Dürr, D., & Teufel, S. (2009). Bohmian Mechanics: The Physics and Mathematics of Quantum Theory (Fundamental Theories of Physics). Springer.

and on, and on. Basically, the "shut up and calculate approach" hasn't just faced empirical, philosophical, ontological, and epistemological issues in the past few decades such that the negative reception Nobel Laureate Murray Gell-Mann's got for his suggestion that Bohr's relegation of quantum mechanics via the so-called "Copenhagen interpretation" to some netherworld independent of the classical world we experience couldn't be right would have been mild compared to mainstream publications across physics and outside of physics proper some 20 years ago, let alone today.

And thinking about two contradictory propositions is not the same as coherently thinking a contradiction.

What is the relation between conceptualization, cognition, thinking, coherence, mathematics, logic, and propositions such that any suggestion about the differences you suggest make any sense other than in an intuitive sense which render their application to set theory largely meaningless and self-defeating or to logic such that they matter other than in the intuitive ways you seem to suggest we can't rely on anyway (albeit in the wrong way; we can't rely on intuition as intuition is frequently contrary to logic).

This is as much as I have time for. More to come when I can.
Looking forward to it!
 

LegionOnomaMoi

Veteran Member
Premium Member
By applying a genuinely coherent, definite attribute we do indeed define a set.

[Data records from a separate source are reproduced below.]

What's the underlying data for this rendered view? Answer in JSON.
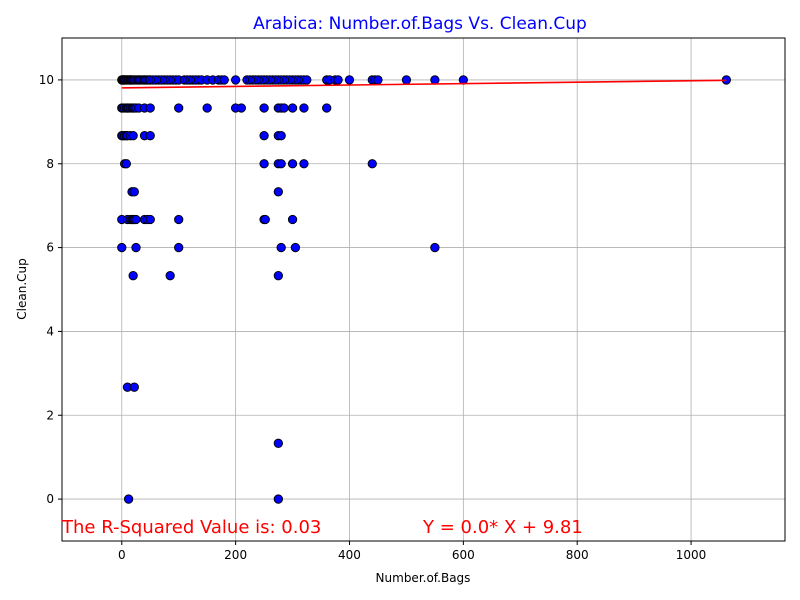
{
  "chart_data": {
    "type": "scatter",
    "title": "Arabica: Number.of.Bags Vs. Clean.Cup",
    "xlabel": "Number.of.Bags",
    "ylabel": "Clean.Cup",
    "xlim": [
      -105,
      1165
    ],
    "ylim": [
      -1,
      11
    ],
    "xticks": [
      0,
      200,
      400,
      600,
      800,
      1000
    ],
    "yticks": [
      0,
      2,
      4,
      6,
      8,
      10
    ],
    "grid": true,
    "colors": {
      "title": "#0000ff",
      "points": "#0000ff",
      "point_edge": "#000000",
      "regression": "#ff0000",
      "annotation": "#ff0000"
    },
    "annotations": {
      "r_squared": "The R-Squared Value is: 0.03",
      "equation": "Y = 0.0* X + 9.81"
    },
    "regression": {
      "slope": 0.00017,
      "intercept": 9.81,
      "x_range": [
        0,
        1062
      ]
    },
    "points": [
      [
        0,
        10
      ],
      [
        1,
        10
      ],
      [
        2,
        10
      ],
      [
        3,
        10
      ],
      [
        4,
        10
      ],
      [
        5,
        10
      ],
      [
        6,
        10
      ],
      [
        8,
        10
      ],
      [
        10,
        10
      ],
      [
        12,
        10
      ],
      [
        14,
        10
      ],
      [
        15,
        10
      ],
      [
        16,
        10
      ],
      [
        18,
        10
      ],
      [
        20,
        10
      ],
      [
        22,
        10
      ],
      [
        25,
        10
      ],
      [
        28,
        10
      ],
      [
        30,
        10
      ],
      [
        32,
        10
      ],
      [
        35,
        10
      ],
      [
        38,
        10
      ],
      [
        40,
        10
      ],
      [
        42,
        10
      ],
      [
        45,
        10
      ],
      [
        48,
        10
      ],
      [
        50,
        10
      ],
      [
        55,
        10
      ],
      [
        60,
        10
      ],
      [
        65,
        10
      ],
      [
        70,
        10
      ],
      [
        75,
        10
      ],
      [
        80,
        10
      ],
      [
        85,
        10
      ],
      [
        90,
        10
      ],
      [
        95,
        10
      ],
      [
        100,
        10
      ],
      [
        110,
        10
      ],
      [
        115,
        10
      ],
      [
        120,
        10
      ],
      [
        125,
        10
      ],
      [
        130,
        10
      ],
      [
        135,
        10
      ],
      [
        140,
        10
      ],
      [
        150,
        10
      ],
      [
        160,
        10
      ],
      [
        170,
        10
      ],
      [
        175,
        10
      ],
      [
        180,
        10
      ],
      [
        200,
        10
      ],
      [
        220,
        10
      ],
      [
        225,
        10
      ],
      [
        230,
        10
      ],
      [
        235,
        10
      ],
      [
        240,
        10
      ],
      [
        245,
        10
      ],
      [
        250,
        10
      ],
      [
        255,
        10
      ],
      [
        260,
        10
      ],
      [
        265,
        10
      ],
      [
        270,
        10
      ],
      [
        275,
        10
      ],
      [
        280,
        10
      ],
      [
        285,
        10
      ],
      [
        290,
        10
      ],
      [
        295,
        10
      ],
      [
        300,
        10
      ],
      [
        305,
        10
      ],
      [
        310,
        10
      ],
      [
        315,
        10
      ],
      [
        320,
        10
      ],
      [
        325,
        10
      ],
      [
        360,
        10
      ],
      [
        365,
        10
      ],
      [
        375,
        10
      ],
      [
        380,
        10
      ],
      [
        400,
        10
      ],
      [
        440,
        10
      ],
      [
        445,
        10
      ],
      [
        450,
        10
      ],
      [
        500,
        10
      ],
      [
        550,
        10
      ],
      [
        600,
        10
      ],
      [
        1062,
        10
      ],
      [
        0,
        9.33
      ],
      [
        2,
        9.33
      ],
      [
        5,
        9.33
      ],
      [
        8,
        9.33
      ],
      [
        10,
        9.33
      ],
      [
        12,
        9.33
      ],
      [
        15,
        9.33
      ],
      [
        18,
        9.33
      ],
      [
        20,
        9.33
      ],
      [
        22,
        9.33
      ],
      [
        25,
        9.33
      ],
      [
        30,
        9.33
      ],
      [
        40,
        9.33
      ],
      [
        50,
        9.33
      ],
      [
        100,
        9.33
      ],
      [
        150,
        9.33
      ],
      [
        200,
        9.33
      ],
      [
        210,
        9.33
      ],
      [
        250,
        9.33
      ],
      [
        275,
        9.33
      ],
      [
        280,
        9.33
      ],
      [
        285,
        9.33
      ],
      [
        300,
        9.33
      ],
      [
        320,
        9.33
      ],
      [
        360,
        9.33
      ],
      [
        0,
        8.67
      ],
      [
        2,
        8.67
      ],
      [
        5,
        8.67
      ],
      [
        8,
        8.67
      ],
      [
        10,
        8.67
      ],
      [
        15,
        8.67
      ],
      [
        20,
        8.67
      ],
      [
        40,
        8.67
      ],
      [
        50,
        8.67
      ],
      [
        250,
        8.67
      ],
      [
        275,
        8.67
      ],
      [
        280,
        8.67
      ],
      [
        5,
        8
      ],
      [
        8,
        8
      ],
      [
        250,
        8
      ],
      [
        275,
        8
      ],
      [
        280,
        8
      ],
      [
        300,
        8
      ],
      [
        320,
        8
      ],
      [
        440,
        8
      ],
      [
        18,
        7.33
      ],
      [
        22,
        7.33
      ],
      [
        275,
        7.33
      ],
      [
        0,
        6.67
      ],
      [
        10,
        6.67
      ],
      [
        15,
        6.67
      ],
      [
        18,
        6.67
      ],
      [
        20,
        6.67
      ],
      [
        22,
        6.67
      ],
      [
        25,
        6.67
      ],
      [
        40,
        6.67
      ],
      [
        45,
        6.67
      ],
      [
        50,
        6.67
      ],
      [
        100,
        6.67
      ],
      [
        250,
        6.67
      ],
      [
        252,
        6.67
      ],
      [
        300,
        6.67
      ],
      [
        0,
        6
      ],
      [
        25,
        6
      ],
      [
        100,
        6
      ],
      [
        280,
        6
      ],
      [
        305,
        6
      ],
      [
        550,
        6
      ],
      [
        20,
        5.33
      ],
      [
        85,
        5.33
      ],
      [
        275,
        5.33
      ],
      [
        10,
        2.67
      ],
      [
        22,
        2.67
      ],
      [
        275,
        1.33
      ],
      [
        12,
        0
      ],
      [
        275,
        0
      ]
    ]
  }
}
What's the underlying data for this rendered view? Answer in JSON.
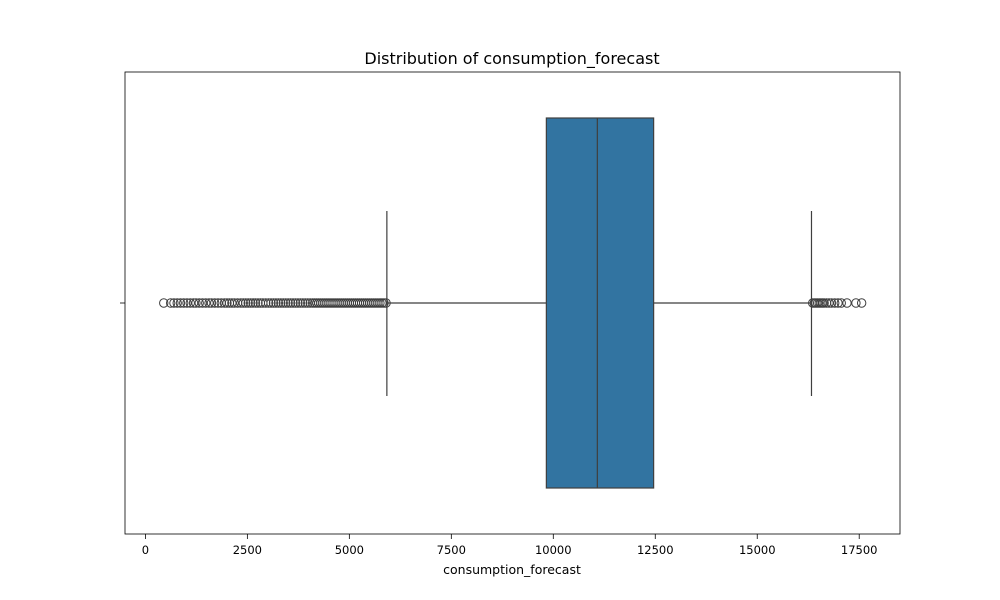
{
  "chart_data": {
    "type": "box",
    "orientation": "horizontal",
    "title": "Distribution of consumption_forecast",
    "xlabel": "consumption_forecast",
    "ylabel": "",
    "xlim": [
      -500,
      18500
    ],
    "xticks": [
      0,
      2500,
      5000,
      7500,
      10000,
      12500,
      15000,
      17500
    ],
    "xtick_labels": [
      "0",
      "2500",
      "5000",
      "7500",
      "10000",
      "12500",
      "15000",
      "17500"
    ],
    "grid": false,
    "box": {
      "whisker_low": 5920,
      "q1": 9830,
      "median": 11080,
      "q3": 12460,
      "whisker_high": 16330,
      "fill_color": "#3274a1",
      "line_color": "#3f3f3f"
    },
    "outliers": [
      450,
      620,
      700,
      780,
      860,
      940,
      1020,
      1100,
      1180,
      1240,
      1320,
      1400,
      1480,
      1560,
      1620,
      1700,
      1780,
      1860,
      1940,
      2000,
      2060,
      2120,
      2180,
      2260,
      2340,
      2400,
      2460,
      2520,
      2580,
      2640,
      2700,
      2760,
      2820,
      2880,
      2950,
      3020,
      3080,
      3140,
      3200,
      3260,
      3320,
      3380,
      3440,
      3500,
      3560,
      3620,
      3680,
      3740,
      3800,
      3860,
      3920,
      3980,
      4040,
      4100,
      4150,
      4200,
      4250,
      4300,
      4350,
      4400,
      4450,
      4500,
      4550,
      4600,
      4650,
      4700,
      4750,
      4800,
      4850,
      4900,
      4950,
      5000,
      5050,
      5100,
      5150,
      5200,
      5250,
      5300,
      5350,
      5400,
      5450,
      5500,
      5550,
      5600,
      5650,
      5700,
      5750,
      5800,
      5850,
      5900,
      16360,
      16400,
      16440,
      16480,
      16520,
      16560,
      16600,
      16640,
      16700,
      16760,
      16820,
      16900,
      16980,
      17060,
      17200,
      17420,
      17560
    ]
  }
}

For an applied counter-example:

“one objective of axiomatic set theory is to avoid classical paradoxes. One such paradox, the Russell paradox, arose from the naïve acceptance of the idea that given any property there exists a set whose elements are those objects having the given property, i.e., given a wff φx containing no free variables other than x, there exists a set that contains all objects for which φx holds and contains no object for which φx does not hold. More formally
(∃a)∀(x) [x∈a ⇔ φx]​
"
Takeuti, G., Zaring, W. M., & Takeuti, G. (1982). Introduction to axiomatic set theory (Graduate Texts in Mathematics Vol. I). Springer-Verlag.
 

Alt Thinker

Older than the hills
To LegionOnomaMoi

As I said elsewhere my mind is wrapped up in scriptural debates, which unfortunately prevents this aging brain from shifting gears. (Real life is not helping either.) I have read your recent posts over and over and cannot think of a single productive thing to say. You have been a most capable debating partner and you can have the last word in this one. I surrender. :run:
 

Thief

Rogue Theologian
More accurately, you are talking to a highly interactive bag of water.

So your spirit is no more than chemistry....and altogether terminal.

In this frame....you are interactive as long as you avoid the grave.

Good luck on that point.
 

9-10ths_Penguin

1/10 Subway Stalinist
Premium Member
So your spirit is no more than chemistry....and altogether terminal.

In this frame....you are interactive as long as you avoid the grave.

Good luck on that point.

The argument from consequences - the logical fallacy you're employing here - is irrational. Do you have anything to support your position besides your distaste for the implications (or what you assume to be the implications) if you're wrong?